Earlier this week, the Yemeni cabinet passed a draft amnesty law that, if adopted by Yemen’s parliament, would shield Yemen’s president, Ali Abdullah Saleh, and his aides, from prosecution.  The draft law is part of the implementation of a deal brokered by the Gulf Cooperation Council (GCC) last November after months of anti-government protests and government crackdowns that began in January 2011.  (For an interactive timeline of protests in Yemen, as well as governmental and international responses — and corresponding events in other countries affected by the Arab Spring — see here.)  Under the deal — signed by Saleh and Yemeni opposition leaders — Saleh agreed to transfer power to his vice president, Abed Rabbo Mansour Hadi.  Additionally, Saleh agreed to retain the title of president until presidential elections (now scheduled for February 2012), at which point he agreed he would step down in exchange for immunity.

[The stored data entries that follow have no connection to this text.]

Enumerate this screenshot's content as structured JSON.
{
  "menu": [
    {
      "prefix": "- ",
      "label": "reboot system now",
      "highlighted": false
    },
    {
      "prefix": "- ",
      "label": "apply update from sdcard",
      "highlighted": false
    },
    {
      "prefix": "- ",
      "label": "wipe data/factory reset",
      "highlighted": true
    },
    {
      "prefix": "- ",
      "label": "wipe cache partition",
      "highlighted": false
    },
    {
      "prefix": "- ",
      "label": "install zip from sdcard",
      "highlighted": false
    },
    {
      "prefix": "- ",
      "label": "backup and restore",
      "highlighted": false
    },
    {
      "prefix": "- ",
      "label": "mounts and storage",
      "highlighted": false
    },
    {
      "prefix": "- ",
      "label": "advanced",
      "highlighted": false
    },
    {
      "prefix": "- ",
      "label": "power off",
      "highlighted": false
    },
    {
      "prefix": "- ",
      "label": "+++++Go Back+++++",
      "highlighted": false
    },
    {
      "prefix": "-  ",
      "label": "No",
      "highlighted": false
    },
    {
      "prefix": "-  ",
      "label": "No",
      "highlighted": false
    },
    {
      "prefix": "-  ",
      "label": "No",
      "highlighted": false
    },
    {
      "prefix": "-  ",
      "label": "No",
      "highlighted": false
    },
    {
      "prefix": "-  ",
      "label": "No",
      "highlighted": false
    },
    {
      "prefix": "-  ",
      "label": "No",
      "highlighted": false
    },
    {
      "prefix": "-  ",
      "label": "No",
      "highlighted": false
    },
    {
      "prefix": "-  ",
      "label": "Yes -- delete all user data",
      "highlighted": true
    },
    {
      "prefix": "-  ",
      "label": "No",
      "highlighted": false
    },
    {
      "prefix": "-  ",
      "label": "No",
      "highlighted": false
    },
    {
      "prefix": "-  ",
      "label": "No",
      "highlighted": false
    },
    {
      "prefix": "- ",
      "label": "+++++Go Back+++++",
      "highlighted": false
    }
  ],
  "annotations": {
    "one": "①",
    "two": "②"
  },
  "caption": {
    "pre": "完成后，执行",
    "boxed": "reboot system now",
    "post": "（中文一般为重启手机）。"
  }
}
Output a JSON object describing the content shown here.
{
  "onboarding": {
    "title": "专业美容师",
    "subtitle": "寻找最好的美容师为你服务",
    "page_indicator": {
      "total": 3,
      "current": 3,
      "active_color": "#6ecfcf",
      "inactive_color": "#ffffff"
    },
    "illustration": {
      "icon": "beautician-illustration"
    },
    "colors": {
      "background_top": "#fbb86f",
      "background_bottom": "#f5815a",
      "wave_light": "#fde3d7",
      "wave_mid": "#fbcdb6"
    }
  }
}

A report published in September 2011 by the Office of the High Commissioner for Human Rights (OHCHR) — based on an OHCHR delegation visit to Yemen in summer 2011 — details the country’s human rights situation during the recent unrest.  The delegation found “an overall situation where many Yemenis peacefully calling for greater freedoms, an end to corruption and respect for rule of law were met with excessive and disproportionate use of lethal force by the state.”  Additionally, the report recommended that the Yemeni government:

Launch transparent and independent investigations, in line with relevant international standards, into credible allegations of serious human rights violations committed by the Government security forces, including, but not limited to, the killing of civilians, excessive use of force against civilians, arbitrary detention, and torture and ill treatment; ensure that perpetrators are held accountable. 

Partly because Yemen is party to eight international human rights treaties (as the OHCHR report notes), Navi Pillay, the United Nations High Commissioner for Human Rights, stated that the amnesty “would be in violation of Yemen’s international human rights obligations.”  (NGOs such as Amnesty International and Human Rights Watch also called on Yemen’s parliament to reject the draft law — see here and here.)  As Amnesty International notes, under these treaties, “Yemen is obliged to investigate and prosecute anyone suspected of such crimes where there is sufficient admissible evidence.”

As noted in this article authored by Yasmin Naqvi for the International Review of the Red Cross in 2003, the notion that domestic amnesty cannot fully shield a violator of international law from prosecution dates back at least to the post-World War I era.  The Commission on the Responsibility of the Authors of the War and on Enforcement and Penalties — formed in 1919 to determine who was responsible for World War I — concluded that “no trial or sentence by a court of the enemy country shall bar trial and sentence by the tribunal or by a national court belonging to one of the Allied or Associated States.”  (See here for the Commission’s final report.)

In modern times, this area of law remains complex.  An “express customary prohibition of amnesty has not yet crystallized,” as noted by Kate Allan in this article published by the Denver Journal of International Law and Policy.  But, Allan continues, “There is support for customary and treaty based duties to prosecute pursuant to the Geneva Conventions (GCs), and jus cogens norms including torture, genocide.”  For example, the International Committee of the Red Cross (ICRC) has articulated as a norm of customary international law in non-international armed conflicts that “the authorities in power must endeavour to grant the broadest possible amnesty to persons who have participated in a non-international armed conflict, or those deprived of their liberty for reasons related to the armed conflict, with the exception of persons suspected of, accused of or sentenced for war crimes.”

Additionally, according to the Rome Statute, a case is inadmissible to the International Criminal Court (ICC) if “[t]he case is being investigated or prosecuted by a State which has jurisdiction over it, unless the State is unwilling or unable genuinely to carry out the investigation or prosecution” or if “[t]he case has been investigated by a State which has jurisdiction over it and the State has decided not to prosecute the person concerned, unless the decision resulted from the unwillingness or inability of the State genuinely to prosecute” (see Article 17 of the Rome Statute).  But, Allan notes, the question of whether amnesties are permissible under Article 17 remains unresolved.